您好我是多线程并尝试将其合并到我的程序中,以便使特定计算更快地收敛。但是当我创建下面的两个线程时
Thread firstThread = new Thread(() => { p0 = f(changePoint, result); });
Thread secondThread = new Thread(() => { p1 = f(changePoint + 1, result); });
firstThread.Start();
secondThread.Start();
firstThread.Join();
secondThread.Join();
p0和p1中的值相同(p0与p1的值相同)。

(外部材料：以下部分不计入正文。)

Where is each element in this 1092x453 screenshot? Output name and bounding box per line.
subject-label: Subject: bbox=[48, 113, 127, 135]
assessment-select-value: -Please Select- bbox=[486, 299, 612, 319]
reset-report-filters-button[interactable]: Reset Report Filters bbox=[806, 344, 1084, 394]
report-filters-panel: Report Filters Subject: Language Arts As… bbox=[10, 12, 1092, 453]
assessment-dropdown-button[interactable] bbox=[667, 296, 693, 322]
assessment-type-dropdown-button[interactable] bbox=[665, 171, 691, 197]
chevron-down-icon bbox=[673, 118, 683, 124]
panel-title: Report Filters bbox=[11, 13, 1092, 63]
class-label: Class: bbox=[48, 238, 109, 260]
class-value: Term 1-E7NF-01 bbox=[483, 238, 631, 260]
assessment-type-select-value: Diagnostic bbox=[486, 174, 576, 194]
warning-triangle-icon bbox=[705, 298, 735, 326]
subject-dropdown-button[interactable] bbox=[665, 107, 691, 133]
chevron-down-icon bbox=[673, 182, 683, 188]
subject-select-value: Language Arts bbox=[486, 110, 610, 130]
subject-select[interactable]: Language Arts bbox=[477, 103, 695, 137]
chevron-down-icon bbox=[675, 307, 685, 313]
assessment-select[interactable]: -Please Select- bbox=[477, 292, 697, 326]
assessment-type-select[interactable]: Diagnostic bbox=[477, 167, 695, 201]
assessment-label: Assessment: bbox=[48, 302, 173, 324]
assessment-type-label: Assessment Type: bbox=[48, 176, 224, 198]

现在,如果我拿走多线程并只是这样称呼它们:
p0 = f(changePoint, result);
p1 = f(changePoint + 1, result);
返回不同的值,一切正常。
我缺少什么?
代码f(x,y)
public double f(double x,double result)
{
double temp = PCAcont.Future2Yrs(x).Last().FirstOrDefault().StatNetWorthToAssets.GetValueOrDefault();
return temp - result;
}
主要方法
public double SecantMethod(double prec, int stepsCutoff, double changePoint, double result)
{
double p2, p1 = 0, p0 = 0;
int i;
Thread firstThread = new Thread(() => { p0 = f(changePoint, result); });
Thread secondThread = new Thread(() => { p1 = f(changePoint + 1, result); });
firstThread.Start();
secondThread.Start();
firstThread.Join();
secondThread.Join();
//p0 = f(changePoint, result);
//p1 = f(changePoint + 1, result);
p2 = p1 - f(p1, result) * (p1 - p0) / (f(p1, result) - f(p0, result));
for (i = 0; System.Math.Abs(p2 - p1) > prec && i < stepsCutoff; i++)
{
p0 = p1;
p1 = p2;
p2 = p1 - f(p1, result) * (p1 - p0) / (f(p1, result) - f(p0,result));
}
if (i < stepsCutoff)
return p2;
else
{
System.Diagnostics.Debug.WriteLine("{0}.The method did not converge", p2);
return double.NaN;
}
}
答案 0 :(得分:0)
基于你的评论只采取第二个。
看看这个
PCAcont.Future2Yrs(X)。去年()FirstOrDefault()StatNetWorthToAssets.GetValueOrDefault()。;
PCAcont未锁定,您将获得第二个X的结果
你需要锁定。
并锁定了返回,因为linq可能会被推迟。